I raced on the Quest 33 at the Big Daddy regatta out of Richmond YC at the weekend. It was a shock to the system as the temperature was a ‘touch’ lower than St Maarten!

We had three inshore windward leewards on the saturday and a pursuit race on the sunday. The Quest 33 is a hard boat to sail inshore as it really isn’t set up for 1 mile windward leewards. We had a new crew onboard who was learning the ropes and did a good job of it. We also had Rob who is living in Idaho who was very excited about not being in the frozen tundra for the weekend. The results were mid fleet and we only blew up a clutch. The wind steadily rose to the low 20s and we were down to the number 3 by the end of the day.

I always enjoy the pursuit races the most. The course is RYC alcatraz, angel back to RYC in either direction. We went the opposite way to 80% of the fleet. There was a lift on the way to alcatraz and although we got passed by a few of the big boats coming from the other direction in the last 1/2 mile I think it was the right way to go for sure.

I rushed off after racing on Sunday to go and look in on a boat that had a large collision on Saturday and needs to be put back together for this coming weekend. It never stops in my business!

Lance and his dogs

March 11, 2009   

On Monday after the regatta I took Yeoman round to Bobby’s Marina at the airport location. It was so much less stressful than two years ago as they have now marked the channel which is a large benefit when you draw 10 feet and can’t touch bottom with a delicate carbon boat!

Simpson Bay Marina kindly lent me a RIB driver to push my bow through the wind to get into the tight haul out which has a wreck on one side and a shoal on the other.
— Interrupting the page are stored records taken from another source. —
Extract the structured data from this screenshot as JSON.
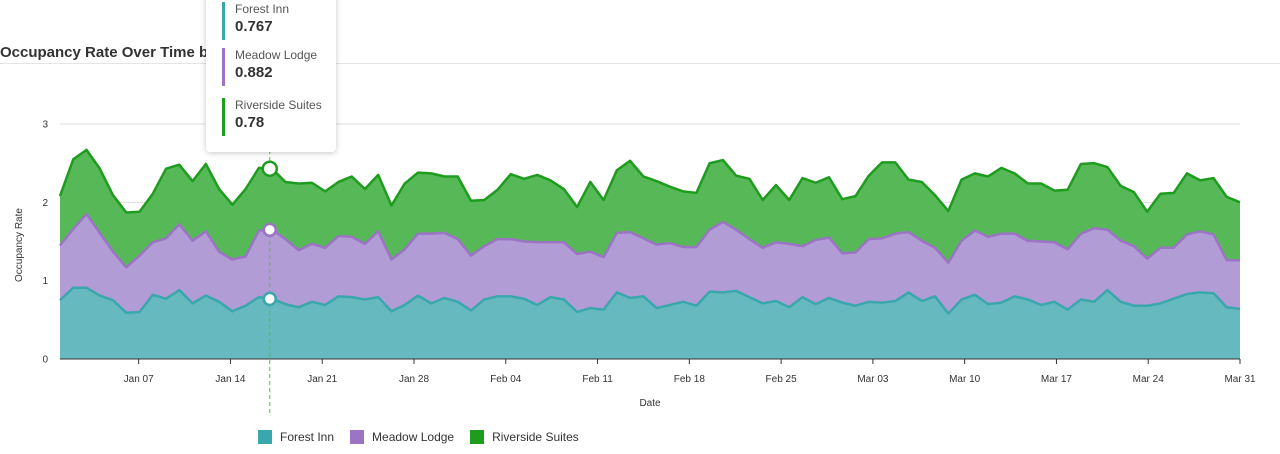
{
  "chart_data": {
    "type": "area",
    "stacked": true,
    "title": "Occupancy Rate Over Time b",
    "xlabel": "Date",
    "ylabel": "Occupancy Rate",
    "ylim": [
      0,
      3
    ],
    "yticks": [
      "0",
      "1",
      "2",
      "3"
    ],
    "xlim": [
      "2024-01-01",
      "2024-03-31"
    ],
    "xticks": [
      {
        "date": "2024-01-07",
        "label": "Jan 07"
      },
      {
        "date": "2024-01-14",
        "label": "Jan 14"
      },
      {
        "date": "2024-01-21",
        "label": "Jan 21"
      },
      {
        "date": "2024-01-28",
        "label": "Jan 28"
      },
      {
        "date": "2024-02-04",
        "label": "Feb 04"
      },
      {
        "date": "2024-02-11",
        "label": "Feb 11"
      },
      {
        "date": "2024-02-18",
        "label": "Feb 18"
      },
      {
        "date": "2024-02-25",
        "label": "Feb 25"
      },
      {
        "date": "2024-03-03",
        "label": "Mar 03"
      },
      {
        "date": "2024-03-10",
        "label": "Mar 10"
      },
      {
        "date": "2024-03-17",
        "label": "Mar 17"
      },
      {
        "date": "2024-03-24",
        "label": "Mar 24"
      },
      {
        "date": "2024-03-31",
        "label": "Mar 31"
      }
    ],
    "grid": true,
    "legend_position": "bottom",
    "series": [
      {
        "name": "Forest Inn",
        "color": "#3aa7ad",
        "fill": "#66b9be",
        "values": [
          0.75,
          0.91,
          0.91,
          0.81,
          0.75,
          0.59,
          0.6,
          0.82,
          0.77,
          0.88,
          0.71,
          0.81,
          0.73,
          0.61,
          0.68,
          0.79,
          0.77,
          0.7,
          0.66,
          0.73,
          0.69,
          0.8,
          0.79,
          0.76,
          0.79,
          0.61,
          0.69,
          0.81,
          0.71,
          0.78,
          0.73,
          0.62,
          0.76,
          0.8,
          0.8,
          0.77,
          0.69,
          0.79,
          0.76,
          0.6,
          0.65,
          0.63,
          0.85,
          0.78,
          0.8,
          0.65,
          0.69,
          0.73,
          0.68,
          0.86,
          0.85,
          0.87,
          0.79,
          0.71,
          0.74,
          0.66,
          0.79,
          0.7,
          0.78,
          0.72,
          0.68,
          0.73,
          0.72,
          0.74,
          0.85,
          0.74,
          0.8,
          0.58,
          0.76,
          0.82,
          0.7,
          0.72,
          0.8,
          0.76,
          0.69,
          0.73,
          0.63,
          0.76,
          0.73,
          0.88,
          0.73,
          0.68,
          0.68,
          0.71,
          0.77,
          0.83,
          0.85,
          0.84,
          0.66,
          0.64
        ]
      },
      {
        "name": "Meadow Lodge",
        "color": "#9b74c4",
        "fill": "#b29cd6",
        "values": [
          0.7,
          0.75,
          0.94,
          0.8,
          0.62,
          0.58,
          0.72,
          0.67,
          0.77,
          0.84,
          0.8,
          0.82,
          0.64,
          0.66,
          0.63,
          0.85,
          0.88,
          0.83,
          0.73,
          0.74,
          0.73,
          0.77,
          0.77,
          0.71,
          0.84,
          0.66,
          0.71,
          0.79,
          0.89,
          0.83,
          0.8,
          0.7,
          0.68,
          0.73,
          0.73,
          0.73,
          0.8,
          0.7,
          0.73,
          0.74,
          0.72,
          0.67,
          0.76,
          0.84,
          0.74,
          0.81,
          0.79,
          0.7,
          0.75,
          0.79,
          0.9,
          0.78,
          0.74,
          0.71,
          0.75,
          0.81,
          0.65,
          0.82,
          0.77,
          0.63,
          0.68,
          0.8,
          0.82,
          0.86,
          0.77,
          0.77,
          0.62,
          0.65,
          0.75,
          0.82,
          0.86,
          0.88,
          0.8,
          0.75,
          0.81,
          0.76,
          0.77,
          0.84,
          0.94,
          0.77,
          0.78,
          0.76,
          0.6,
          0.71,
          0.65,
          0.76,
          0.78,
          0.75,
          0.6,
          0.62
        ]
      },
      {
        "name": "Riverside Suites",
        "color": "#1e9c1e",
        "fill": "#57b857",
        "values": [
          0.63,
          0.89,
          0.82,
          0.82,
          0.72,
          0.7,
          0.56,
          0.62,
          0.89,
          0.76,
          0.76,
          0.86,
          0.8,
          0.7,
          0.86,
          0.8,
          0.78,
          0.73,
          0.85,
          0.78,
          0.72,
          0.69,
          0.77,
          0.7,
          0.72,
          0.69,
          0.84,
          0.78,
          0.77,
          0.72,
          0.8,
          0.7,
          0.59,
          0.63,
          0.83,
          0.8,
          0.86,
          0.79,
          0.68,
          0.6,
          0.89,
          0.73,
          0.8,
          0.91,
          0.79,
          0.81,
          0.72,
          0.71,
          0.69,
          0.85,
          0.79,
          0.69,
          0.77,
          0.61,
          0.73,
          0.56,
          0.87,
          0.73,
          0.77,
          0.69,
          0.72,
          0.81,
          0.97,
          0.91,
          0.67,
          0.75,
          0.67,
          0.66,
          0.78,
          0.73,
          0.77,
          0.84,
          0.77,
          0.73,
          0.74,
          0.66,
          0.76,
          0.89,
          0.83,
          0.8,
          0.7,
          0.69,
          0.6,
          0.69,
          0.7,
          0.78,
          0.65,
          0.72,
          0.81,
          0.74
        ]
      }
    ],
    "hover_date": "2024-01-17",
    "tooltip": [
      {
        "name": "Forest Inn",
        "value": "0.767"
      },
      {
        "name": "Meadow Lodge",
        "value": "0.882"
      },
      {
        "name": "Riverside Suites",
        "value": "0.78"
      }
    ]
  }
}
Lance who runs the boatyard was on the ball and we were hoisted out within 30 minutes of getting there and an hour or so later a pit had been dug for the keel and Yeoman was all dug in for 14 days.

To say that Lance has a soft spot for dogs and cats is and understatement! The animals that he brings in from the streets are lucky indeed getting fed, watered, taken to the vet and cleaned. They are all well mannered and not at all aggressive all they want are lots of petting! Lance spends 50% of his income on his animals they are his family which as he says means that he is not likely to move anywhere. If he does go back to his native South Africa it will mean getting a container and converting it into a dog/cat transport facility. The two dogs I remember from last time I was here two years ago have unfortunately passed on and taking their place are a brother and sister. These puppies are easily spooked but are thriving on the attention and growing fast. Lance dropped me off at the airport at 5:45am including me in his dog feeding run – every other day he takes food to a large pack of dogs behind the movie theater and another pack next to the airport. I asked if he takes donations towards feeding the dogs and cats, he doesn’t – as he says money comes and goes it doesn’t make you happy in the bank.

Yeoman has a bunch of repairs to be done while I am away so she is in a bit of upheaval with floorboards out etc. I return in 9 days it will be a quick turn around and off to St Thomas and the BVI for some more racing in the sun.

Hopefully my long commute home to the bay will go smoothly and I will be hanging out with my nieces in the morning. Little Charlotte should be out of the hospital after surgery apparently her scar is 3 inches long which is half the length of her torso.